Redman's rhyme skills are not in doubt - he may be lacking in variety but he has a mean, distinctive voice and a witty, laid-back malevolence exemplified in "When I cock lyrics women give me more love than Wimbledon". Add to that the madman/schizophrenic shtick that lies at the core of a lot of his raps, which may be overdone sometimes but just as often gives a novel twist (witness the first album's "Redman Vs Reggie Noble" tracks for proof).
So what's wrong ? Simply put, the beats. If anyone can listen to this whole album, stoned or otherwise, without getting a headache, then they deserve some sort of prize. The first album made up in energy what it lacked in originality (basing your sound around samples of Parliament, Funkadelic, James Brown, Cypress Hill and Ice Cube is neither imaginative nor state-of-the-art) but here it is just one long succession of mid-paced thumps divorced from bass so thick and muddy that it starts to make you feel nauseous. There's the barest sprinkling of samples over the top but nothing which holds the attention or gives the listener something to focus on. Track titles are almost arbitrary as one song judders into the next with barely a change in pace or atmosphere.
Too many in hip-hop seem to be forgetting that what has made rap's classic albums of the last decade has been not just the lyrics and delivery but the way this has been meshed with fresh, exciting sounds. A great rapper does not necessarily a great rap album make.
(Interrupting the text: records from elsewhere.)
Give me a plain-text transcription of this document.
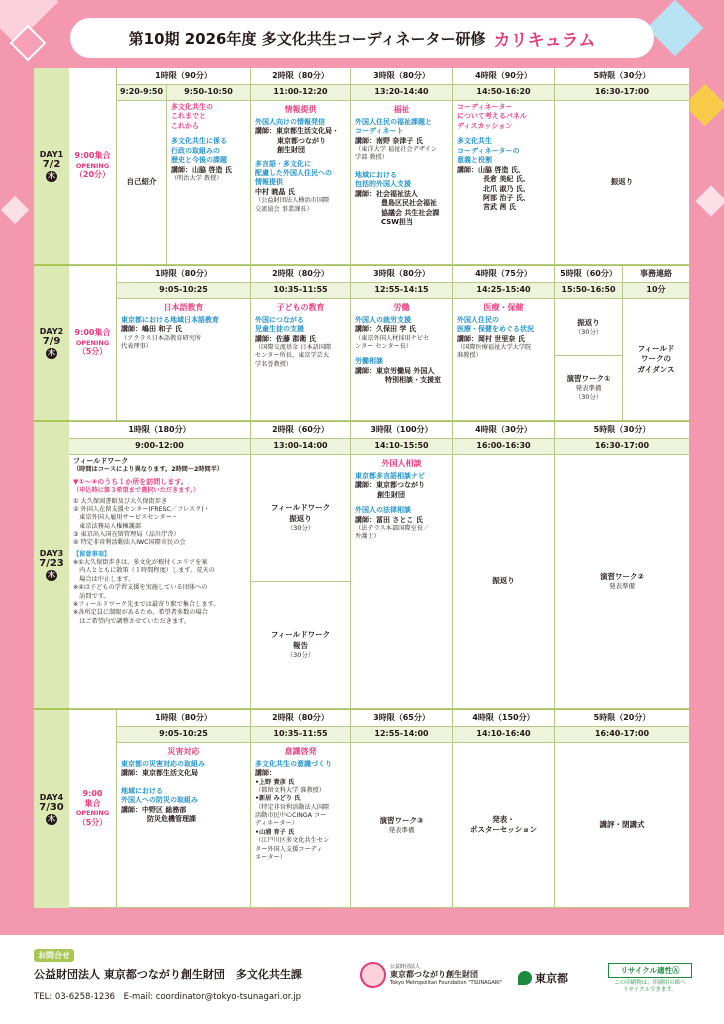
第10期 2026年度 多文化共生コーディネーター研修 カリキュラム
DAY1
7/2
木
9:00集合
OPENING
（20分）
1時限（90分）
9:20-9:50	9:50-10:50
自己紹介
多文化共生の
これまでと
これから
多文化共生に係る
行政の取組みの
歴史と今後の課題
講師：山脇 啓造 氏
（明治大学 教授）
2時限（80分）
11:00-12:20
情報提供
外国人向けの情報発信
講師：東京都生活文化局・
東京都つながり
創生財団
多言語・多文化に
配慮した外国人住民への
情報提供
中村 暁晶 氏
（公益財団法人横浜市国際
交流協会 事業課長）
3時限（80分）
13:20-14:40
福祉
外国人住民の福祉課題と
コーディネート
講師：南野 奈津子 氏
（東洋大学 福祉社会デザイン
学部 教授）
地域における
包括的外国人支援
講師：社会福祉法人
豊島区民社会福祉
協議会 共生社会課
CSW担当
4時限（90分）
14:50-16:20
コーディネーター
について考えるパネル
ディスカッション
多文化共生
コーディネーターの
意義と役割
講師：山脇 啓造 氏、
長倉 美紀 氏、
北爪 淑乃 氏、
阿部 治子 氏、
宮武 茜 氏
5時限（30分）
16:30-17:00
振返り
DAY2
7/9
木
9:00集合
OPENING
（5分）
1時限（80分）
9:05-10:25
日本語教育
東京都における地域日本語教育
講師：嶋田 和子 氏
（アクラス日本語教育研究所
代表理事）
2時限（80分）
10:35-11:55
子どもの教育
外国につながる
児童生徒の支援
講師：佐藤 郡衛 氏
（国際交流基金 日本語国際
センター所長、東京学芸大
学名誉教授）
3時限（80分）
12:55-14:15
労働
外国人の就労支援
講師：久保田 学 氏
（東京外国人材採用ナビセ
ンター センター長）
労働相談
講師：東京労働局 外国人
特別相談・支援室
4時限（75分）
14:25-15:40
医療・保健
外国人住民の
医療・保健をめぐる状況
講師：岡村 世里奈 氏
（国際医療福祉大学大学院
准教授）
5時限（60分）
15:50-16:50
振返り
（30分）
演習ワーク①
発表準備
（30分）
事務連絡
10分
フィールド
ワークの
ガイダンス
DAY3
7/23
木
1時限（180分）
9:00-12:00
フィールドワーク
（時間はコースにより異なります。2時間～2時間半）
▼①～④のうち１か所を訪問します。
（申込時に第３希望まで選択いただきます。）
① 大久保図書館及び大久保街歩き
② 外国人在留支援センター(FRESC／フレスク)・
　東京外国人雇用サービスセンター・
　東京法務局人権擁護部
③ 東京出入国在留管理局（品川庁舎）
④ 特定非営利活動法人IWC国際市民の会
【留意事項】
※①大久保街歩きは、多文化が根付くエリアを案
　内人とともに散策（１時間程度）します。荒天の
　場合は中止します。
※④は子どもの学習支援を実施している団体への
　訪問です。
※フィールドワーク先までは最寄り駅で集合します。
※各所定員に制限があるため、希望者多数の場合
　はご希望内で調整させていただきます。
2時限（60分）
13:00-14:00
フィールドワーク
振返り
（30分）
フィールドワーク
報告
（30分）
3時限（100分）
14:10-15:50
外国人相談
東京都多言語相談ナビ
講師：東京都つながり
創生財団
外国人の法律相談
講師：冨田 さとこ 氏
（法テラス本部国際室長／
弁護士）
4時限（30分）
16:00-16:30
振返り
5時限（30分）
16:30-17:00
演習ワーク②
発表準備
DAY4
7/30
木
9:00
集合
OPENING
（5分）
1時限（80分）
9:05-10:25
災害対応
東京都の災害対応の取組み
講師：東京都生活文化局
地域における
外国人への防災の取組み
講師：中野区 総務部
防災危機管理課
2時限（80分）
10:35-11:55
意識啓発
多文化共生の意識づくり
講師：
•上野 貴彦 氏
（都留文科大学 准教授）
•新居 みどり 氏
（特定非営利活動法人国際
活動市民中心CINGA コー
ディネーター）
•山浦 育子 氏
（江戸川区多文化共生セン
ター外国人支援コーディ
ネーター）
3時限（65分）
12:55-14:00
演習ワーク③
発表準備
4時限（150分）
14:10-16:40
発表・
ポスターセッション
5時限（20分）
16:40-17:00
講評・閉講式
お問合せ
公益財団法人 東京都つながり創生財団　多文化共生課
TEL: 03-6258-1236　E-mail: coordinator@tokyo-tsunagari.or.jp
公益財団法人
東京都つながり創生財団
Tokyo Metropolitan Foundation "TSUNAGARI"	東京都
リサイクル適性Ⓐ
この印刷物は、印刷用の紙へ
リサイクルできます。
Things improve slightly for the first half of the second side with more variety and focus to the beats but by this time Redman's insistence on approaching every rap in the same style is starting to grate and when the beats start to become indistinguishable from those of the first side again, the last quarter of the album becomes painful to listen to.
Eric B & Rakim'sPaid in Full was a classic rap album; so were Public Enemy's Fear of a Black Planet and Cypress Hill's self titled album. Despite what some people may tell you, Dare iz a Darkside is just a skillful but stoned guy rapping over some very tired beats.